A special issue of Entropy (ISSN 1099-4300). This special issue belongs to the section "Information Theory, Probability and Statistics".

Deadline for manuscript submissions: 30 September 2024 | Viewed by 4153

Special Issue Editors

Department of Electrical and Computer Engineering, University of California Santa Barbara, Goleta, CA 93117, USA
Interests: information theory; distributed computing; machine learning theory; probability theory; reversible logic gates
Courant Institute of Mathematical Sciences and Center for Data Science, New York University, New York, NY 10003, USA
Interests: high-dimensional and nonparametric statistics; information theory; online learning and bandits; statistical machine learning; probability theory

Special Issue Information

Dear Colleagues,

Founded by Claude E. Shannon in 1948, information theory was born to be the mathematical theory of communications. After its flourishing development for several decades, information theory has been contributing to the mathematical theories of many other disciplines (such as statistics, machine learning, coding theory, probability, combinatorics, computational biology, and genomics, to name a few), and its own development has also been fostered by progress in mathematics and related fields. Modern mathematics is not only an important component of modern information theory but also the key driving force behind the modern development of information theory.

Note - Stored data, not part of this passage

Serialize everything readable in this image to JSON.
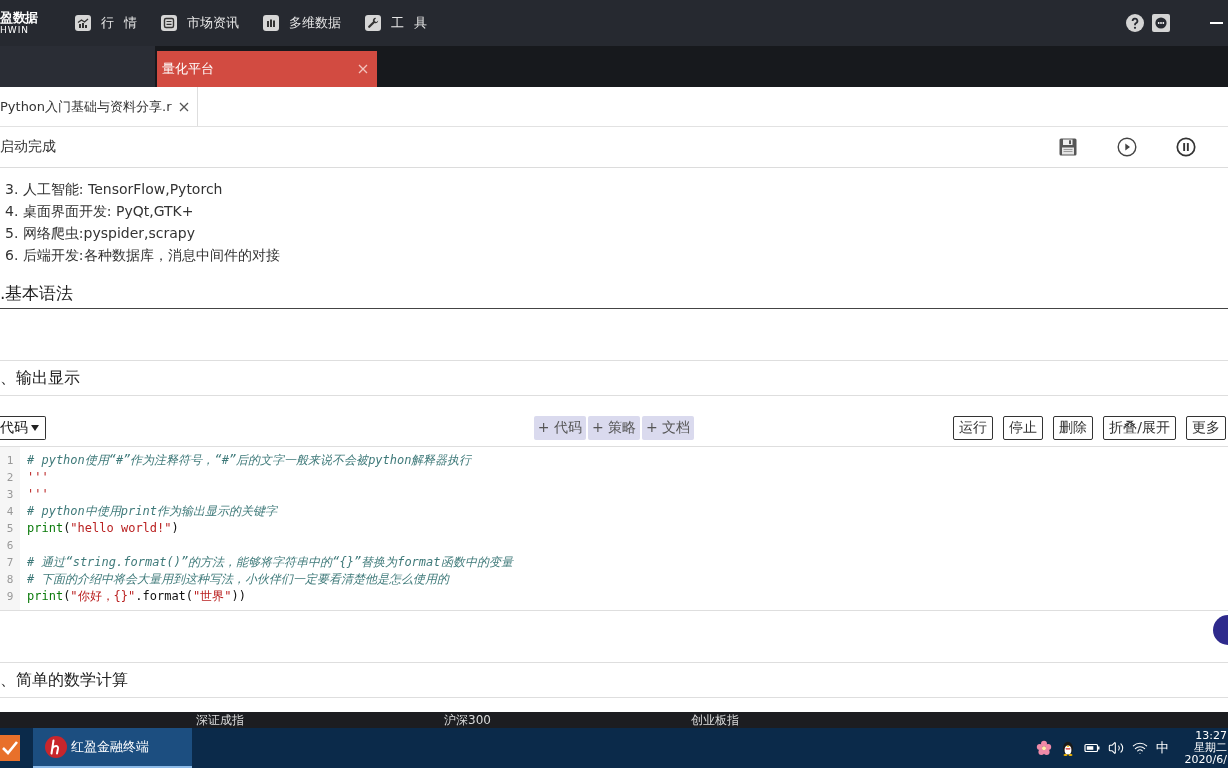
{
  "topbar": {
    "logo": {
      "title": "盈数据",
      "subtitle": "HWIN"
    },
    "menu": [
      "行 情",
      "市场资讯",
      "多维数据",
      "工 具"
    ]
  },
  "window_tabs": [
    {
      "label": "量化平台",
      "selected": true
    }
  ],
  "doc_tabs": [
    {
      "label": "Python入门基础与资料分享.r",
      "selected": true
    }
  ],
  "toolbar": {
    "status": "启动完成"
  },
  "cells": [
    {
      "kind": "list",
      "items": [
        "3. 人工智能: TensorFlow,Pytorch",
        "4. 桌面界面开发: PyQt,GTK+",
        "5. 网络爬虫:pyspider,scrapy",
        "6. 后端开发:各种数据库，消息中间件的对接"
      ]
    },
    {
      "kind": "heading",
      "text": ".基本语法"
    },
    {
      "kind": "blank"
    },
    {
      "kind": "section",
      "text": "、输出显示"
    },
    {
      "kind": "code",
      "cell_type": "代码",
      "add_buttons": [
        "+ 代码",
        "+ 策略",
        "+ 文档"
      ],
      "actions": [
        "运行",
        "停止",
        "删除",
        "折叠/展开",
        "更多"
      ],
      "lines": [
        {
          "number": "1",
          "tokens": [
            {
              "kind": "comment",
              "text": "# python使用“#”作为注释符号，“#”后的文字一般来说不会被python解释器执行"
            }
          ]
        },
        {
          "number": "2",
          "tokens": [
            {
              "kind": "string",
              "text": "'''"
            }
          ]
        },
        {
          "number": "3",
          "tokens": [
            {
              "kind": "string",
              "text": "'''"
            }
          ]
        },
        {
          "number": "4",
          "tokens": [
            {
              "kind": "comment",
              "text": "# python中使用print作为输出显示的关键字"
            }
          ]
        },
        {
          "number": "5",
          "tokens": [
            {
              "kind": "builtin",
              "text": "print"
            },
            {
              "kind": "plain",
              "text": "("
            },
            {
              "kind": "string",
              "text": "\"hello world!\""
            },
            {
              "kind": "plain",
              "text": ")"
            }
          ]
        },
        {
          "number": "6"
        },
        {
          "number": "7",
          "tokens": [
            {
              "kind": "comment",
              "text": "# 通过“string.format()”的方法，能够将字符串中的“{}”替换为format函数中的变量"
            }
          ]
        },
        {
          "number": "8",
          "tokens": [
            {
              "kind": "comment",
              "text": "# 下面的介绍中将会大量用到这种写法，小伙伴们一定要看清楚他是怎么使用的"
            }
          ]
        },
        {
          "number": "9",
          "tokens": [
            {
              "kind": "builtin",
              "text": "print"
            },
            {
              "kind": "plain",
              "text": "("
            },
            {
              "kind": "string",
              "text": "\"你好，{}\""
            },
            {
              "kind": "plain",
              "text": ".format("
            },
            {
              "kind": "string",
              "text": "\"世界\""
            },
            {
              "kind": "plain",
              "text": "))"
            }
          ]
        }
      ]
    },
    {
      "kind": "blank"
    },
    {
      "kind": "section",
      "text": "、简单的数学计算"
    }
  ],
  "ticker": [
    "深证成指",
    "沪深300",
    "创业板指"
  ],
  "taskbar": {
    "apps": [
      {
        "label": "红盈金融终端",
        "selected": true
      }
    ],
    "input_method": "中",
    "clock": {
      "time": "13:27",
      "weekday": "星期二",
      "date": "2020/6/"
    }
  }
}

Modern information theory is mainly concerned with quantifying the information in probability distributions and their interactions with large-scale nonlinear systems built for applications in the modern age. It typically involves novel mathematical applications of information measures, high-dimensional geometry, algebra, combinatorics, etc. Further progress on this front calls for new mathematical techniques to refine the understanding of information through the lens of information theory, and novel usage of information for real-world problems.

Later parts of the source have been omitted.